The CT-only task yielded suboptimal results in predicting consciousness recovery, with AUCs of 0.632 ± 0.080, 0.563 ± 0.155, and 0.624 ± 0.160 in the training, validation, and independent test sets, respectively. In these datasets, sensitivity was 0.570 ± 0.140, 0.585 ± 0.153, and 0.580 ± 0.160, while specificity was 0.870 ± 0.260, 0.820 ± 0.186, and 0.820 ± 0.136, respectively.

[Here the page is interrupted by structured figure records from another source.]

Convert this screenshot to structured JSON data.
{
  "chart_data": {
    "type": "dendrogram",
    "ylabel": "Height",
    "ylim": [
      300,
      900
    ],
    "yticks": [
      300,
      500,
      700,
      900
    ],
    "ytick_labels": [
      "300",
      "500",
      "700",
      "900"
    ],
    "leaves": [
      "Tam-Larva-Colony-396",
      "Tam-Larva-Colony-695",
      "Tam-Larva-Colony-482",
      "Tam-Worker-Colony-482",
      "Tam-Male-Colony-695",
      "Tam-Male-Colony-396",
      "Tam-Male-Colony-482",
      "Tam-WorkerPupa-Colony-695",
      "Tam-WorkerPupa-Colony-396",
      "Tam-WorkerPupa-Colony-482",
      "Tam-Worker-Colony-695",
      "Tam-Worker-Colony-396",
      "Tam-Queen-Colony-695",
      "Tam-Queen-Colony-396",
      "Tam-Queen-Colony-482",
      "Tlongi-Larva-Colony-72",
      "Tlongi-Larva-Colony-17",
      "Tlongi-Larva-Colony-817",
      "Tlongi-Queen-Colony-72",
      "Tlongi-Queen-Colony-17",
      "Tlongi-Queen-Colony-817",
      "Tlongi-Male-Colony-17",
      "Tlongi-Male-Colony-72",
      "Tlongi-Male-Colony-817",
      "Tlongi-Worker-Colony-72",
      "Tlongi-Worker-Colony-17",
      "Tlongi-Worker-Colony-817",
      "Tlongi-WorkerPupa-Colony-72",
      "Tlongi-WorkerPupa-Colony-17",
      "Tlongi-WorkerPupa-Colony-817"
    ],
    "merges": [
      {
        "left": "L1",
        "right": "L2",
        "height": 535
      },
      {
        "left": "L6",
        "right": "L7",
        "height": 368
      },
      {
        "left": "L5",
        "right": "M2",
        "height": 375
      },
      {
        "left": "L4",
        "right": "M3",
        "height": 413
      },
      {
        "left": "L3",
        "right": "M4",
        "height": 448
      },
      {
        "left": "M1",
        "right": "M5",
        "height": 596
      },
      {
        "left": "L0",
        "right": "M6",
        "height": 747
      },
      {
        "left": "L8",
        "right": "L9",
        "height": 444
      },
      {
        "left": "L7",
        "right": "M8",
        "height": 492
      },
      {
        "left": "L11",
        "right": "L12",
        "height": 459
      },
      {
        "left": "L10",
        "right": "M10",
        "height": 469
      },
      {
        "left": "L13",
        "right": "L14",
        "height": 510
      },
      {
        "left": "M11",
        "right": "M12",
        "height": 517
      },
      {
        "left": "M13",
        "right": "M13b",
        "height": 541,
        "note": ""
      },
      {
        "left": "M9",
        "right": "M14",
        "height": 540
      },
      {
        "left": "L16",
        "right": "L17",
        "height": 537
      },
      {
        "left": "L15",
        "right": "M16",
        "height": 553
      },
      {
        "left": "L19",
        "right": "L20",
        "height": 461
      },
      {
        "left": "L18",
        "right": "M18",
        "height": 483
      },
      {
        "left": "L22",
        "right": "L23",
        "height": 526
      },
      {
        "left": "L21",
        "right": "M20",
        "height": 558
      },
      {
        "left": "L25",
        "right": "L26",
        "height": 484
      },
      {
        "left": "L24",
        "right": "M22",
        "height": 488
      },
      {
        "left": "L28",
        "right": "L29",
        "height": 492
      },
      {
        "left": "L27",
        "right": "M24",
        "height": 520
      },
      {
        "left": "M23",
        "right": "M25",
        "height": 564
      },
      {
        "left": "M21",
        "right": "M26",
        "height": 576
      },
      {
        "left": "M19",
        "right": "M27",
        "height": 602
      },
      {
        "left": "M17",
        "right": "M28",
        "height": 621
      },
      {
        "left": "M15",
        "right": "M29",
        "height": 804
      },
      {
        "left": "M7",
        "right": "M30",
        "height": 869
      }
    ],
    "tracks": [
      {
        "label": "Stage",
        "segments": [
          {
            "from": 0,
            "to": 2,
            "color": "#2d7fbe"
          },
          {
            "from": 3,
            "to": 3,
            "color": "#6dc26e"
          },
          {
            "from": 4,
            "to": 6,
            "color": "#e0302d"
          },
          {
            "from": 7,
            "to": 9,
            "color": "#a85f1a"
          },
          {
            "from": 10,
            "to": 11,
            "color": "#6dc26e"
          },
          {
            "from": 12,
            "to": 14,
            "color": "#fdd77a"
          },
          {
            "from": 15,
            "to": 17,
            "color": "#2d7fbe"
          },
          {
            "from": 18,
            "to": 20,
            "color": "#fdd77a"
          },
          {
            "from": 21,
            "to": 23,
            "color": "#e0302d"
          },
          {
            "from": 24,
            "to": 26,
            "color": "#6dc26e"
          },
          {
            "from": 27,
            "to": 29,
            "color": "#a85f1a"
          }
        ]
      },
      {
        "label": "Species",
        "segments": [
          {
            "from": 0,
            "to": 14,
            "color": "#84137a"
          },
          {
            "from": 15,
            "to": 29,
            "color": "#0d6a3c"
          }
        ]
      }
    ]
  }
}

The average performance results are summarized in Table 2. Figure 4 illustrates the boxplots of accuracy, AUC, sensitivity, and specificity on the test dataset for all five tasks after 5-fold cross-validation.
Table 2
Multimodal classification performance
Modality | Dataset | Accuracy (mean ± SD) | AUC (mean ± SD) | Sensitivity (mean ± SD) | Specificity (mean ± SD) |
MIBH + CT | training | 0.816 ± 0.025 | 0.803 ± 0.024 | 0.813 ± 0.041 | 0.807 ± 0.043 |
validation | 0.808 ± 0.084 | 0.804 ± 0.059 | 0.845 ± 0.069 | 0.806 ± 0.076 |
test | 0.723 ± 0.054 | 0.784 ± 0.073 | 0.794 ± 0.055 | 0.807 ± 0.062 |
SUVR + CT | training | 0.685 ± 0.020 | 0.785 ± 0.034 | 0.722 ± 0.124 | 0.752 ± 0.272 |
validation | 0.630 ± 0.024 | 0.629 ± 0.060 | 0.692 ± 0.090 | 0.733 ± 0.075 |
test | 0.636 ± 0.049 | 0.623 ± 0.173 | 0.687 ± 0.070 | 0.700 ± 0.288 |
MIBH | training | 0.670 ± 0.059 | 0.764 ± 0.028 | 0.788 ± 0.100 | 0.629 ± 0.153 |
validation | 0.771 ± 0.123 | 0.686 ± 0.170 | 0.796 ± 0.103 | 0.695 ± 0.133 |
test | 0.629 ± 0.070 | 0.751 ± 0.093 | 0.707 ± 0.096 | 0.796 ± 0.123 |
SUVR | training | 0.610 ± 0.027 | 0.667 ± 0.039 | 0.852 ± 0.035 | 0.500 ± 0.006 |
validation | 0.605 ± 0.061 | 0.670 ± 0.091 | 0.834 ± 0.034 | 0.522 ± 0.061 |
test | 0.500 ± 0.000 | 0.412 ± 0.104 | 0.830 ± 0.040 | 0.532 ± 0.052 |
CT | training | 0.517 ± 0.034 | 0.632 ± 0.080 | 0.570 ± 0.140 | 0.870 ± 0.260 |
validation | 0.535 ± 0.055 | 0.563 ± 0.155 | 0.585 ± 0.153 | 0.820 ± 0.186 |
test | 0.500 ± 0.000 | 0.624 ± 0.160 | 0.580 ± 0.160 | 0.820 ± 0.136 |
3.3 Performance of Tabular based deep learning classifier based on MIBH + CT image depth features and CRS-R scores
Compared to image-based deep learning classifiers, the tabular-based classifier combined MIBH + CT deep features and clinical CRS-R scores achieved optimal classification performance, with an accuracy of 88.5% and 82.2%, AUC of 0.950 and 0.933, sensitivity of 0.93 and 0.8, and specificity of 0.83 and 0.85 on the training and test sets, respectively. Figure 5 displays the average AUC comparisons between the combination of CRS-R scores and deep features abular-based classifier and MIBH + CT image-based classifiers. Visualization of the Tabular-based classifier, combined with clinical CRS-R scores and PET/CT deep features, is presented in Fig. 6. The t-SNE plot resulted in a clear differentiation between MCS and UWS two clusters which reflected the feasibility and advantages of using a joint of image deep features and clinical behavioral scores for classification.